Emily bit her lip, thinking of all the times she had curled up next to him and told him how unfair Lark and Lory were, or how much Robin was annoying her with stupid boy tricks. “And, um, do you understand what people are saying when we’re at home?”
Gruff’s dark, almond-shaped eyes glittered for a moment, and Emily knew that he did.
“Oh.” She frowned. “That isn’t very fair. That’s the sort of thing you ought to tell people.”
“A little sign on my collar, perhaps?” He nudged his huge head against hers, and she could feel that he was laughing. He quivered with it.
Emily sighed. “I’m glad you’re here. I’m sure Mum’s all right, but it’s eerie, that shut door, and just hearing noises every so often. And I keep expecting someone to charge in and tell me I shouldn’t be here.”
“Two of us, then.” The great dog stood up, and Emily laid her hand on his neck and let him lead her out into the main room. They stood by the windows, looking out at a view of dark, distant mountains, and Emily was glad to have the warmth of his fur under her hand. The mountains made her think of dwarves, or maybe trolls. She dragged her eyes away from their forbidding bulk, and stared down at the pretty pleasure gardens just below the window instead. Several people were strolling there in the sunshine, and Emily watched them curiously.
The women’s glittering dresses and folded wings reminded her of An
stis and the other Ladies, and her first journey through the doors. She shivered. Gruff shifted, and Emily blinked as he grew taller, and wider at the shoulders. His collar had spikes on it, she noticed. She was sure it hadn’t had them before. He looked like a bear. “No one will harm you,” he told Emily grimly, and she believed him.
“Why would anyone want to harm her?” a sweet voice asked.
Emily swallowed painfully and turned, forcing herself to loosen her grip on Gruff’s black fur. She had dug her nails into his back so hard it must have hurt. But he only nudged her affectionately, never taking his eyes from the woman standing in the doorway.
“How nice to see you again, dear child.” Lady Anstis smiled at Emily charmingly, and Emily fought to keep the charm from seeping through her defences. “And on such a happy occasion.”
“You know about the baby?” Emily gasped, looking anxiously towards her mother’s door.
“But of course.
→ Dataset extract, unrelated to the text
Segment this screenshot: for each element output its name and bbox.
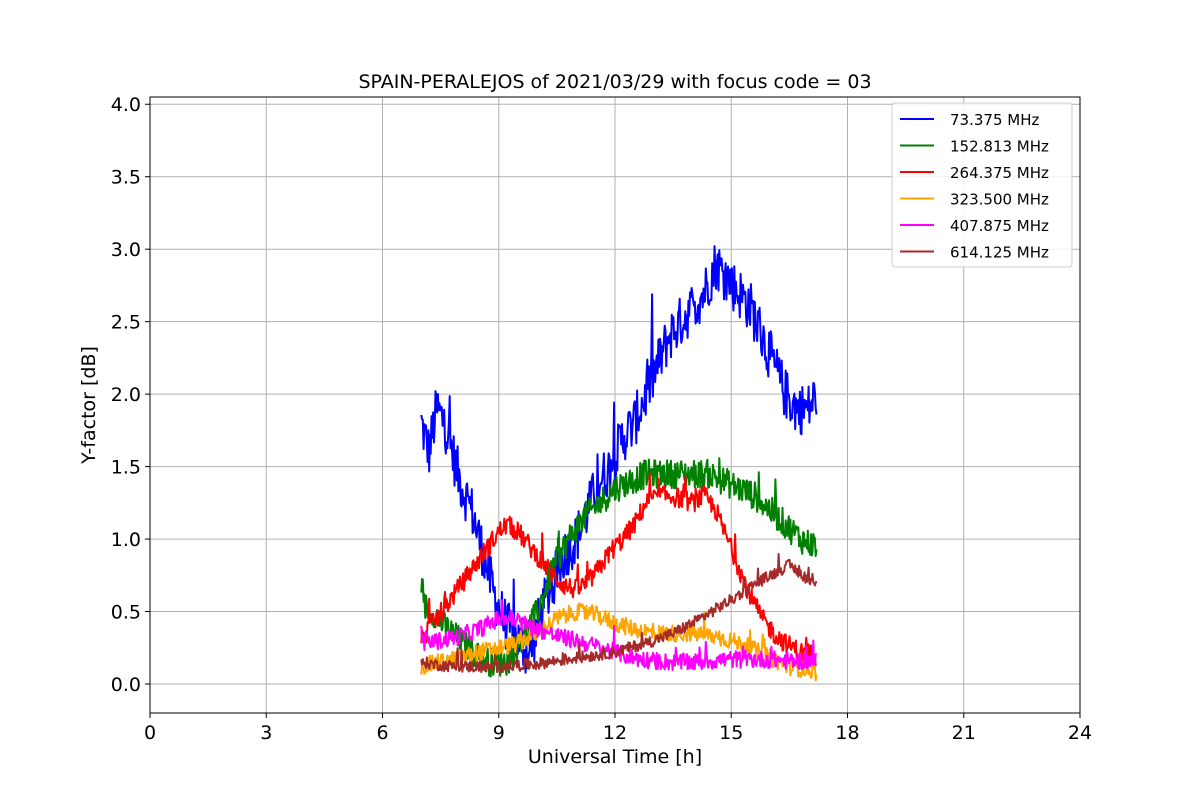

Everyone knows. Fairy children are rare, and special.” Anstis was smiling, but her smile looked unpleasantly greedy to Emily. She was wearing green velvet this time, and it looked softer than the dust on her drooping butterfly wings. Emily felt a deep longing inside her to reach out and stroke the dress, perhaps curl up at Anstis’s feet, and lean her head against the pale velvet.
Don’t! Emily wasn’t sure if that had come from Gruff, or her own sense of self-preservation. But she stepped back sharply and stared at her feet, so as not to see the fairy Lady smile. Emily pressed herself closer to Gruff. “Did you come to see my mother?” she asked, trying not to let her voice shake.
“Of course.” Anstis was laughing, and her voice was a purr. “Give her my good wishes, Emily, won’t you? Tell her I will visit soon. So I can meet the child.” She stalked out, and Emily stood still for a moment, and then raced across the room to shut the door and lean against it, gasping.